Appellants Adam Palas, Alex Palas, and Sergio Nativi worked at appellee
J. Fischer & Associates, Inc. (“JFA”). Appellants were terminated after they
copied JFA’s entire server, including the client list, and formed their own
competing business, appellant Bridge Financial, Inc. After their
termination, appellants solicited JFA’s clients, allegedly causing a
decrease in JFA’s revenue. JFA sued, and a jury entered a verdict in favor
of JFA.
Appellants appeal, raising a litany of issues. Appellants argue that the
trial court erred in (1) denying their motion for new trial because the client
list was not a trade secret; (2) denying their motion for new trial because
they did not tortiously interfere with JFA’s business relationships, (3)

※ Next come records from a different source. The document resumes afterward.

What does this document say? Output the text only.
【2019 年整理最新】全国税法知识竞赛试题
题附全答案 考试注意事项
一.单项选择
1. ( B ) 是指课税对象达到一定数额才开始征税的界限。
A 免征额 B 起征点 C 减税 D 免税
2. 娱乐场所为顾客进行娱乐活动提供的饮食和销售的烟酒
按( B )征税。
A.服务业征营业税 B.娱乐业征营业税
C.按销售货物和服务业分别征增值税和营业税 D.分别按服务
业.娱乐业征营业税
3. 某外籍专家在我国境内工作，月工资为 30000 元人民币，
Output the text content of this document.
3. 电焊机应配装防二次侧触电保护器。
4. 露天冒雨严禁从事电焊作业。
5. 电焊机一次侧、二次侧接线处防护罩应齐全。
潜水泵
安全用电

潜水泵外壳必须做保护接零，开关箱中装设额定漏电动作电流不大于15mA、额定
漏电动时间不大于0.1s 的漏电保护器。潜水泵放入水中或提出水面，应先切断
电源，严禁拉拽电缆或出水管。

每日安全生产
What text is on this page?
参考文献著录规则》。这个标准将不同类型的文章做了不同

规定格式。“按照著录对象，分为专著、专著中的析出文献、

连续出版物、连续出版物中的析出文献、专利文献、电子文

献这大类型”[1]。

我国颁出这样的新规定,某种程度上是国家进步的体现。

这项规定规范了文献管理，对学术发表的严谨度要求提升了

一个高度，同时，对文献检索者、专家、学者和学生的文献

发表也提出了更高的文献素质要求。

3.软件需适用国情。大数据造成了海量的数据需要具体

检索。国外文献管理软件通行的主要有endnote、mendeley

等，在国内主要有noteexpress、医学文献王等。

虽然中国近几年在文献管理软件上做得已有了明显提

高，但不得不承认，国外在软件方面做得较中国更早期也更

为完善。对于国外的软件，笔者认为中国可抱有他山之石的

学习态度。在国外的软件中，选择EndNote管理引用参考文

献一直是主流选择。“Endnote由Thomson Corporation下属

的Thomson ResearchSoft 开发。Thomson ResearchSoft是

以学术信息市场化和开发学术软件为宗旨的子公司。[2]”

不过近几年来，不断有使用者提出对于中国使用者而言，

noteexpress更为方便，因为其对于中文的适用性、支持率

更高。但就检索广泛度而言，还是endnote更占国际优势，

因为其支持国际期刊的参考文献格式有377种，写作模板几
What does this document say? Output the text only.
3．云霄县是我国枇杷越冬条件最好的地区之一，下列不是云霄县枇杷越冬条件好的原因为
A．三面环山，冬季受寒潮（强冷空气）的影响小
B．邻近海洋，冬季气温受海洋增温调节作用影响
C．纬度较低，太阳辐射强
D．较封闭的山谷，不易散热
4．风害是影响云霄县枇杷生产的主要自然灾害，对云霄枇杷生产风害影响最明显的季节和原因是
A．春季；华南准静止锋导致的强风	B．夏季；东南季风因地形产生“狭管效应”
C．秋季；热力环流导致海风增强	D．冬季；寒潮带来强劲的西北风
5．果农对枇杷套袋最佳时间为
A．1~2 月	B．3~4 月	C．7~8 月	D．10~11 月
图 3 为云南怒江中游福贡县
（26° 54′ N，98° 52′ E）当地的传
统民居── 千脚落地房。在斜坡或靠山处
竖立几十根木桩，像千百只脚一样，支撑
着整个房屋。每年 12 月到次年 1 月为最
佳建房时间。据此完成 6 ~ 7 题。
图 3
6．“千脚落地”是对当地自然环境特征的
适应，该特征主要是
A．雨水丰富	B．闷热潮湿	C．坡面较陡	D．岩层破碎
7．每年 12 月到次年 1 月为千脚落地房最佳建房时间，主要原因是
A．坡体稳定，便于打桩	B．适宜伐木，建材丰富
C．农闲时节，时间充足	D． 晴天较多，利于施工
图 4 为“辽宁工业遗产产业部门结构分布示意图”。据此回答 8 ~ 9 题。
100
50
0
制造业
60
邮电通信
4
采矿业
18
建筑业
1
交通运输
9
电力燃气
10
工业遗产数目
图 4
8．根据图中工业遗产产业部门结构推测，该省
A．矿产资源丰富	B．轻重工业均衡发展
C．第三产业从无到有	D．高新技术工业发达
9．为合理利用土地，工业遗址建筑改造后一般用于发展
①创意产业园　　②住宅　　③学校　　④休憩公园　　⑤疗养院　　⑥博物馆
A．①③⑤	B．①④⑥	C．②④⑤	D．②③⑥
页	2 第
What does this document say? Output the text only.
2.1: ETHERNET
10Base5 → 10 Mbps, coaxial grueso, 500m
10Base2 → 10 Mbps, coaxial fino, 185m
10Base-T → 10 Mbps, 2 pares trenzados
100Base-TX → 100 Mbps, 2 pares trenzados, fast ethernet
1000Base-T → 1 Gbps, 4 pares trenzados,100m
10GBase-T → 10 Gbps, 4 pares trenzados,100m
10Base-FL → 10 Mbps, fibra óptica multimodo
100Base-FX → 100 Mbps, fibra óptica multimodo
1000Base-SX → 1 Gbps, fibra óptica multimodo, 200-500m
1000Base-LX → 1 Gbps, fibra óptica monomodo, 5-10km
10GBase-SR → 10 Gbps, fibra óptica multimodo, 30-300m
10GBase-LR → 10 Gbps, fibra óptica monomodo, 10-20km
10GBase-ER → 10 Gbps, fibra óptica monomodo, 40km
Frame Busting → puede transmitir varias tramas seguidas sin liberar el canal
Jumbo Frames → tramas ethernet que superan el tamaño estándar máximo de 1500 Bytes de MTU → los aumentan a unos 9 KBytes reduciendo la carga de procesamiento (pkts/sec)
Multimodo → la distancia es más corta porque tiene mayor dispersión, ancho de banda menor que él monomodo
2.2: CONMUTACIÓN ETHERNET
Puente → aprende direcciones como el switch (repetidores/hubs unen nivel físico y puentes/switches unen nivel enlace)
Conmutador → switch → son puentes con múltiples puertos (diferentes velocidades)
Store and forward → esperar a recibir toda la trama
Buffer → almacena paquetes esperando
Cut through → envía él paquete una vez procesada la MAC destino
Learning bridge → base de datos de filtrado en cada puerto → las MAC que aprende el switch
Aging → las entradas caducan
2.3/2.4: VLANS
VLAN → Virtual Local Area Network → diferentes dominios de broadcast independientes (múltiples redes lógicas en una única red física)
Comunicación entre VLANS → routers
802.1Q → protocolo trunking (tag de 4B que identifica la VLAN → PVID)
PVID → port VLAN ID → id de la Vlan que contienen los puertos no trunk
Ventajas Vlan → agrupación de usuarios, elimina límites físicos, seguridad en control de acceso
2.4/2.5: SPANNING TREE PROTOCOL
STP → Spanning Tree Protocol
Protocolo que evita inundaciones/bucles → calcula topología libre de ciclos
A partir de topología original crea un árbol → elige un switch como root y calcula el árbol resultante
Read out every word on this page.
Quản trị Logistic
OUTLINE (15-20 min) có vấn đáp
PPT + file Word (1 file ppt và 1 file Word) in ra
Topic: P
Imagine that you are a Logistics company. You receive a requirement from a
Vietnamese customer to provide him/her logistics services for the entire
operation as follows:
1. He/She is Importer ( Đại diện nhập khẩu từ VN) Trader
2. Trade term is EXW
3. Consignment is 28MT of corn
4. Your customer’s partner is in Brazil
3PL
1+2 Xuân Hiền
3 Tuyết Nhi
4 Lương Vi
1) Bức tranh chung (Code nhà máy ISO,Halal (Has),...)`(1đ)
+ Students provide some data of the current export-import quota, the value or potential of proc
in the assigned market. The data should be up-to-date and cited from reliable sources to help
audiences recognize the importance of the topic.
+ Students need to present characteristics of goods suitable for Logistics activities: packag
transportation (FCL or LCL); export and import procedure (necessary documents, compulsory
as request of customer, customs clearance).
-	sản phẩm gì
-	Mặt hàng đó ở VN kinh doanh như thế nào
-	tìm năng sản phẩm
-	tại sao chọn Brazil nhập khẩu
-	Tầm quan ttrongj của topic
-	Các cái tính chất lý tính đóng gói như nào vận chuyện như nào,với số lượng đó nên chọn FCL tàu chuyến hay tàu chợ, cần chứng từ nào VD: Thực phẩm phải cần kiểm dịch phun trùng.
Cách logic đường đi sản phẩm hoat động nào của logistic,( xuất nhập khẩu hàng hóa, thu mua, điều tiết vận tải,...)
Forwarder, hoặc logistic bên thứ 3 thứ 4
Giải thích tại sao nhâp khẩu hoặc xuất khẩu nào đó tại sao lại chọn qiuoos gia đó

denying their motion for new trial because JFA’s owner provided false
testimony, (4) admitting expert testimony on damages, (5) striking their
affirmative defense of good faith, (6) denying their motion for judgment on
the pleadings as to FUTSA preemption, and (7) prohibiting testimony on
why appellants copied JFA’s server. JFA cross-appeals, challenging a
judgment on the pleadings in favor of Adam Palas, who is a 5% owner of
JFA, for tortious interference. We affirm on all issues, but write only to
address issues 1, 2, and 7 on direct appeal as well as the issue on cross-
appeal.
JFA sued appellants for misappropriation of trade secrets, tortious
interference with a business relationship, civil conspiracy, conversion,
breach of duty of loyalty, and breach of fiduciary duty. Before trial, the
trial court granted JFA’s motion in limine to limit evidence accusing JFA’s
owner, Jay Fischer, of tax fraud. The trial court also granted a motion for
judgment on the pleadings in favor of Adam Palas for tortious interference
because, as a shareholder of JFA, he could not interfere with himself. At
trial, the following testimony was given.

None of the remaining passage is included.